Material transfer and contact optimization in MoS2 nanotube devices

TL;DR

This paper investigates transfer and contact optimization techniques for MoS2 nanotube devices, addressing fabrication challenges, contamination issues, and contact material selection to improve device performance.

Contribution

It analyzes transfer methods and compares contact materials specifically for MoS2 nanotube device fabrication, highlighting strategies to reduce contamination and Schottky barriers.

Findings

Transfer techniques impact device cleanliness and performance.

Choice of contact material influences Schottky barrier formation.
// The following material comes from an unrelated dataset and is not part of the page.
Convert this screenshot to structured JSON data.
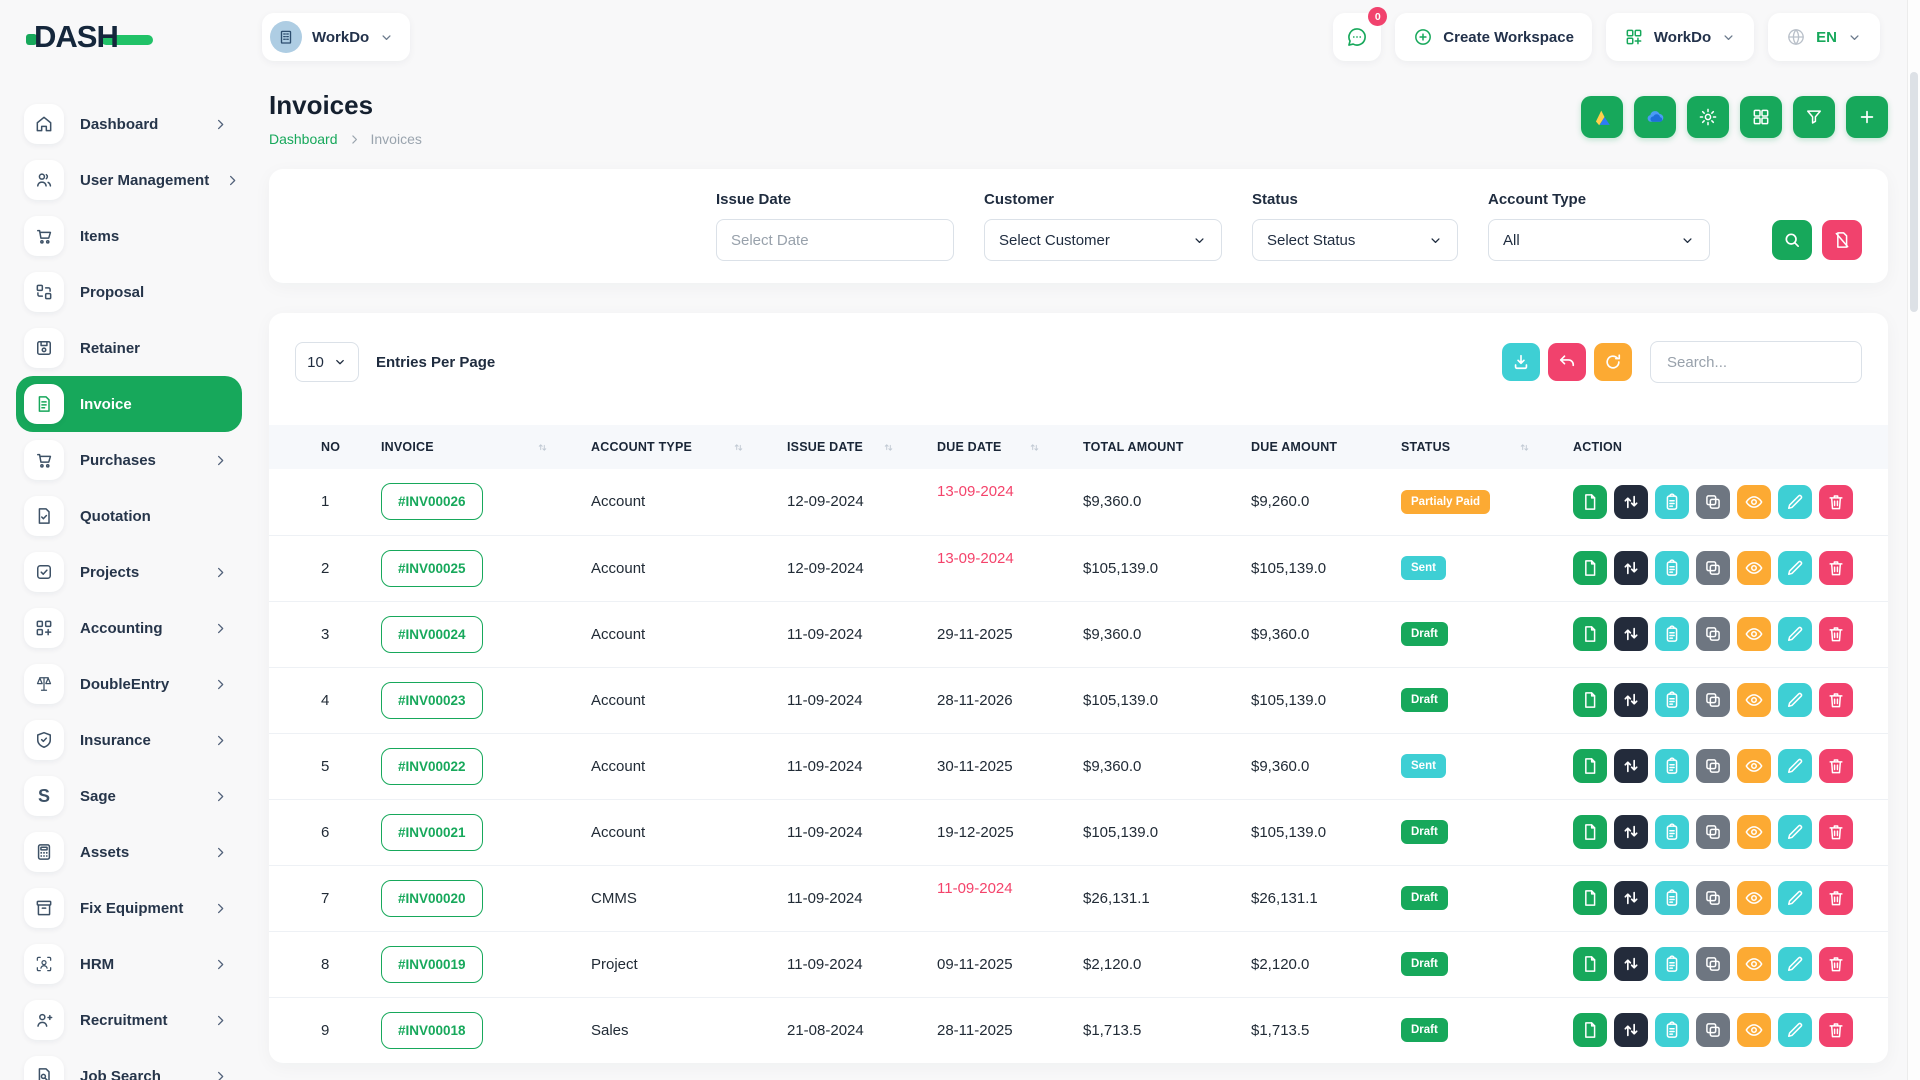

Optimized contact strategies enhance device functionality.

Abstract

While the promise of clean and defect-free $\textrm{MoS}_{2}$ nanotubes as quantum electronic devices is obvious, ranging from strong spin-orbit interaction to intrinsic superconductivity, device fabrication still poses considerable challenges. Deterministic transfer of transition metal dichalcogenide nanomaterials and transparent contacts to the nanomaterials are nowadays highly active topics of research, both with fundamental research and applications in mind. Contamination from transport agents as well as surface adsorbates and surface charges play a critical role for device performance. Many techniques have been proposed to address these topics for transition metal dichalcogenides in general. Here, we analyse their usage for the transfer based fabrication of $\textrm{MoS}_{2}$ nanotube devices. Further, we compare different contact materials in order to avoid the formation of a Schottky barrier.